His request for a retrial was rejected in 1980.

His sister, Hideko Hakamata, filed a second appeal in 2008. She is now 91.

In 2014 a judge ordered a retrial after fresh evidence suggested investigators may have fabricated accusations.

Hakamata speaking as his 91-year-old sister Hideko holds the microphone (STR/JIJI Press/AFP via Getty Images)

Although he was never acquitted earlier, officials allowed him to serve his sentence at home because of ill health.

Police also judged his advanced age made him a low escape risk.

In September last year, hundreds attended his hearing in Shizuoka, a coastal city about an hour by train from Tokyo.

The judge ruled he be acquitted, and the crowd celebrated.

Hakamata could not attend the court session because he had been excused due to a deteriorated mental state.

Hakamata pictured in 2018 (KAZUHIRO NOGI/AFP via Getty Images)

A central piece of evidence was blood-stained clothing police said he wore and hid in a tank of fermented soybean paste.

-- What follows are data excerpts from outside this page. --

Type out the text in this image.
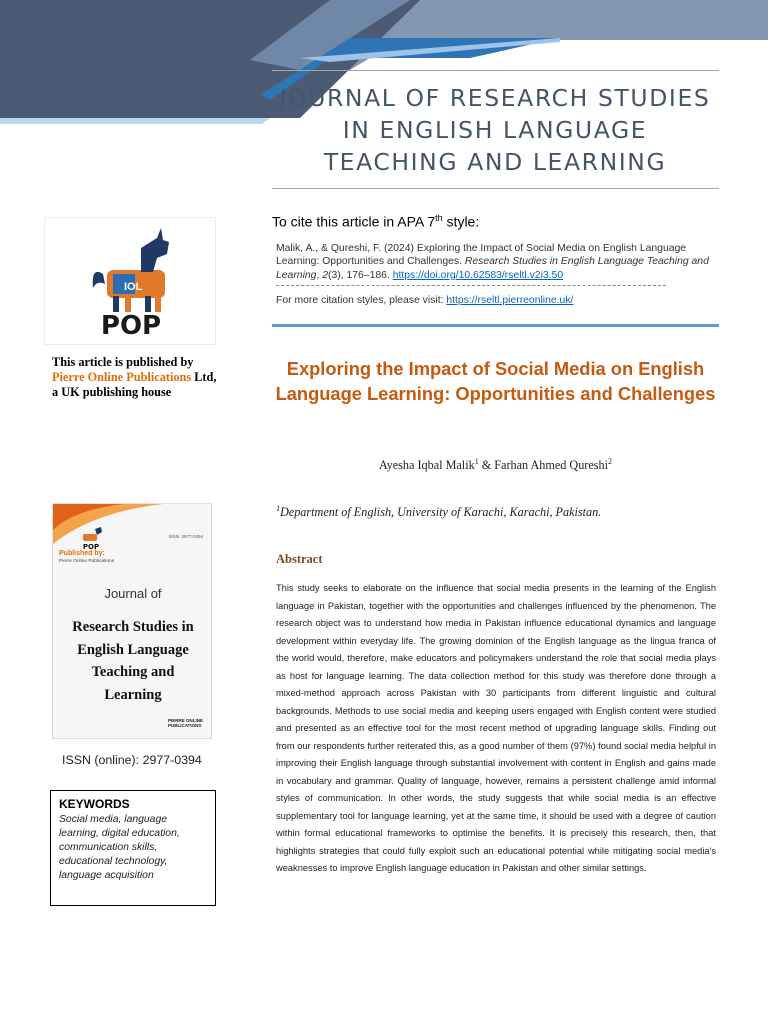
JOURNAL OF RESEARCH STUDIES IN ENGLISH LANGUAGE TEACHING AND LEARNING
To cite this article in APA 7th style:
Malik, A., & Qureshi, F. (2024) Exploring the Impact of Social Media on English Language Learning: Opportunities and Challenges. Research Studies in English Language Teaching and Learning, 2(3), 176–186. https://doi.org/10.62583/rseltl.v2i3.50
For more citation styles, please visit: https://rseltl.pierreonline.uk/
IOL
POP
This article is published by
Pierre Online Publications Ltd,
a UK publishing house
ISSN: 2977-0394
POP
Published by:
Pierre Online Publications
Journal of
Research Studies in
English Language
Teaching and
Learning
PIERRE ONLINE
PUBLICATIONS
ISSN (online): 2977-0394
KEYWORDS
Social media, language learning, digital education, communication skills, educational technology, language acquisition
Exploring the Impact of Social Media on English Language Learning: Opportunities and Challenges
Ayesha Iqbal Malik$^1$ & Farhan Ahmed Qureshi$^2$
$^1$Department of English, University of Karachi, Karachi, Pakistan.
Abstract
This study seeks to elaborate on the influence that social media presents in the learning of the English language in Pakistan, together with the opportunities and challenges influenced by the phenomenon. The research object was to understand how media in Pakistan influence educational dynamics and language development within everyday life. The growing dominion of the English language as the lingua franca of the world would, therefore, make educators and policymakers understand the role that social media plays as host for language learning. The data collection method for this study was therefore done through a mixed-method approach across Pakistan with 30 participants from different linguistic and cultural backgrounds. Methods to use social media and keeping users engaged with English content were studied and presented as an effective tool for the most recent method of upgrading language skills. Finding out from our respondents further reiterated this, as a good number of them (97%) found social media helpful in improving their English language through substantial involvement with content in English and gains made in vocabulary and grammar. Quality of language, however, remains a persistent challenge amid informal styles of communication. In other words, the study suggests that while social media is an effective supplementary tool for language learning, yet at the same time, it should be used with a degree of caution within formal educational frameworks to optimise the benefits. It is precisely this research, then, that highlights strategies that could fully exploit such an educational potential while mitigating social media's weaknesses to improve English language education in Pakistan and other similar settings.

Defense lawyers and earlier retrial rulings found the blood samples did not match Hakamata’s DNA.

Prosecutors also presented trousers that appeared too small. They did not fit when Hakamata tried them on.

Despite this, prosecutors requested the death penalty in May last year, prompting calls for judicial reform.

On 26 September, a court found him not guilty.

“The court finds the defendant innocent,” Judge Koshi Kunii said at the time.